A new grassroots group, concerned about Utah liquor laws, says it plans to represent everyday residents and “advocate for better beer laws."

The first item on Utah Consumer Coalition’s to-do list: change state law so that higher-alcohol beer can be served on tap.

“What we’ve done is we’ve picked an issue that we think everybody can agree on,” spokesman Michael Druce said Wednesday during an interview on The Salt Lake Tribune-FOX 13 “Booze News” podcast.

Having a bartender pour beer directly into a glass — from larger barrels or kegs — would eliminate waste from bottles, cans and other packaging, he said, and it possibly could reduce overconsumption.

Druce said the coalition was formed out of frustration over a new Utah law that increases the allowable alcohol content in grocery store beer — and brews sold on tap — from 3.2 to 4 percent alcohol by weight.

The minimal increase, which takes effect Nov. 1, is a major victory for grocery and convenience stores, which can now bring in a larger selection of beers to the state. But even with the boost, Utah retail stores still will have the lowest alcohol cap in the nation.

The coalition received initial funding from Robert Jensen, founder of Red Rock Brewing Co. (Druce’s previous employer) and Bob McCarthy, the owner of The Garage on Beck and Stoneground restaurant. Druce also has contributed personal funds.

The coalition plans to begin fundraising in August, Druce added, and will seek "contributions from community members, bars, restaurants, and any organization that is in support of this change.”

During the interview, Druce discussed why the coalition was formed, why beer taps are the group’s focus and why he thinks beer consumers should join the effort — although angry people need not apply. His comments have been edited for length and clarity.

What is the motivation?

The whole (2019 legislative) process was kind of the motivation for this organization. It was a lot like watching sausage get made and the consumers were not looked after in that process. Consumers were unimpressed by the actions of the breweries, the legislature and The Church of Jesus Christ of Latter day Saints. There’s a whole group of special interests that were involved in that, but the consumers were not considered.”

Can citizens join?

“We are a citizen lobbying group.

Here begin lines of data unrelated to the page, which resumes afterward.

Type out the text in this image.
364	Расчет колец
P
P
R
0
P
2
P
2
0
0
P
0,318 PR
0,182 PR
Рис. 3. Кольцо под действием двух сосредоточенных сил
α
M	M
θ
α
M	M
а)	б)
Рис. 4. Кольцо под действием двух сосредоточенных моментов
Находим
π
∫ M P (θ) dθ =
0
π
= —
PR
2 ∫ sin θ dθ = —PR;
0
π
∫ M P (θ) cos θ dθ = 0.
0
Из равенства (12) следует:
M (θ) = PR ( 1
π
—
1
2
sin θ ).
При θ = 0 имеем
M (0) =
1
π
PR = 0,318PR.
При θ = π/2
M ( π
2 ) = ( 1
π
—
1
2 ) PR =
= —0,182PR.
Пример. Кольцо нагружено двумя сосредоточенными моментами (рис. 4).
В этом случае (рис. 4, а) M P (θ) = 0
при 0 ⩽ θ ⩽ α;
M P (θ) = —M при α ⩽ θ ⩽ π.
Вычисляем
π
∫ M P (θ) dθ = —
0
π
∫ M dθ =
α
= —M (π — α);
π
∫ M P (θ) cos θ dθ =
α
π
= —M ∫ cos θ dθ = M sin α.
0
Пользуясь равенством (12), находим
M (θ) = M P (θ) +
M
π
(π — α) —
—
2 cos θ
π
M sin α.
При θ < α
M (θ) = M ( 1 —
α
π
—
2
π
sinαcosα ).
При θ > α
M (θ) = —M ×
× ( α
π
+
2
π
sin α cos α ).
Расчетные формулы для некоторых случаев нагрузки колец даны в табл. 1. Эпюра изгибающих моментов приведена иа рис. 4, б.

We are incorporated as a 501 (c)(4) giving us the ability to advocate and to lobby. We currently have an operating board, but we’re very much in a startup position. The important thing is we need a base of consumers that care. We know people love to complain. But can we assemble a group of people that can have an impact? Ultimately what we want is a seat at the table. I’d like to see about 10,000 people involved and we’re not at that number yet.”

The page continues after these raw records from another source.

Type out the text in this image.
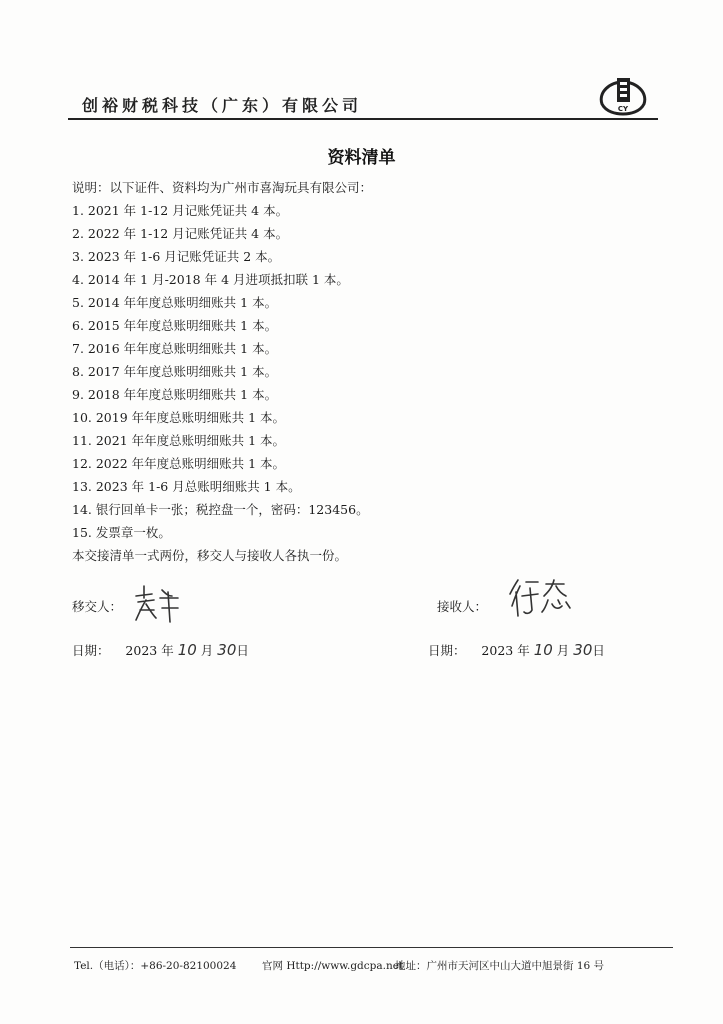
创裕财税科技（广东）有限公司	CY
资料清单
说明：以下证件、资料均为广州市喜淘玩具有限公司：
1. 2021 年 1-12 月记账凭证共 4 本。
2. 2022 年 1-12 月记账凭证共 4 本。
3. 2023 年 1-6 月记账凭证共 2 本。
4. 2014 年 1 月-2018 年 4 月进项抵扣联 1 本。
5. 2014 年年度总账明细账共 1 本。
6. 2015 年年度总账明细账共 1 本。
7. 2016 年年度总账明细账共 1 本。
8. 2017 年年度总账明细账共 1 本。
9. 2018 年年度总账明细账共 1 本。
10. 2019 年年度总账明细账共 1 本。
11. 2021 年年度总账明细账共 1 本。
12. 2022 年年度总账明细账共 1 本。
13. 2023 年 1-6 月总账明细账共 1 本。
14. 银行回单卡一张；税控盘一个，密码：123456。
15. 发票章一枚。
本交接清单一式两份，移交人与接收人各执一份。
移交人：	接收人：
日期： 2023 年 10 月 30日	日期： 2023 年 10 月 30日
Tel.（电话）：+86-20-82100024 官网 Http://www.gdcpa.net
地址：广州市天河区中山大道中旭景街 16 号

What is the group’s top priority?

“What we would like to see is the ability to pour draft beer directly into the glass. Right now, you walk into a restaurant or a bar and — if the beer you order is above (the state limit) — they serve you a bottle. The consumer then pours what’s in the bottle into a glass and then the bottle goes into the trash. That makes absolutely no sense. At the very least it is an environmental issue. Right? You’ve got millions of bottles and cans per year that are just being disposed of needlessly.”

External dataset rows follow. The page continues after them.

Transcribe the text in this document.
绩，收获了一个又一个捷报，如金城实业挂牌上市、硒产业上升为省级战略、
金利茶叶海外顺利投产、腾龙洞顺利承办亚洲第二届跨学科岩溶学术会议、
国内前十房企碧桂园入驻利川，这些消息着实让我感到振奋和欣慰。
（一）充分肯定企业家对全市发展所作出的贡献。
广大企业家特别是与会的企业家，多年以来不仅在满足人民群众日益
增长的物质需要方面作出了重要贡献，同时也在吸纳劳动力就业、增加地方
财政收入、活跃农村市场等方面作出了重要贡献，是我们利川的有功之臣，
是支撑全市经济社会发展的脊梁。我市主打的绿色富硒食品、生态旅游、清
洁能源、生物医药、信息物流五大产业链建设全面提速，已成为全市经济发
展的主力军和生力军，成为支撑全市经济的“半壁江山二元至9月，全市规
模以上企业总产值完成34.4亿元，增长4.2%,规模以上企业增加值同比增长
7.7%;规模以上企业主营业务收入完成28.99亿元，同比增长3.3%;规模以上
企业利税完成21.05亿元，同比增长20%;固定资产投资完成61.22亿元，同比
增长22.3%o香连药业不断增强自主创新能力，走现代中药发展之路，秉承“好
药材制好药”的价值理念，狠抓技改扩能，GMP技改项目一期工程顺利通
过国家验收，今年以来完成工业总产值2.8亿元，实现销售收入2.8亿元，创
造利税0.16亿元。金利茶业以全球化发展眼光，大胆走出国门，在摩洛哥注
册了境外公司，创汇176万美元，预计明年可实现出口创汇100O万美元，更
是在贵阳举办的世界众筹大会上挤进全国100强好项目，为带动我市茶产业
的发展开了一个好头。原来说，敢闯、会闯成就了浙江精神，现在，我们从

How will you address concerns about underage drinking and overconsumption?

“I can’t even order beer (at a restaurant or bar) without having my ID scanned. So there is no increased risk of underage drinking. It’s already a very controlled environment. If you go into any other city and you have a Double IPA or an imperial stout, it seldom is poured into a glass larger than 12 ounces. It might even be 10 ounces. In Utah, it could be a 22-ounce bottle they serve you. So immediately we’ve got the potential to reduce overconsumption. And any time we reduce overconsumption we’re automatically reducing the probability of impaired driving. So I think it’s a win win.”

What’s the next step?

“We’ve been reaching out to people to make them aware of what it is that we’re interested in changing. It’s going to come down to the level of support that we’re able to drum up between now and then. We’ve had a lot of people reach out to us and say, ‘Hey, we would like to help.’ We’re being very careful to not attract just angry people. That’s not going to help us. There’s effective complaining and there’s ineffective complaining and we want to make sure that we are considering all sides of this issue. What we’ve done is we’ve picked an issue that we think everybody can agree on.”


Clarification: This story has been updated to include contribution information.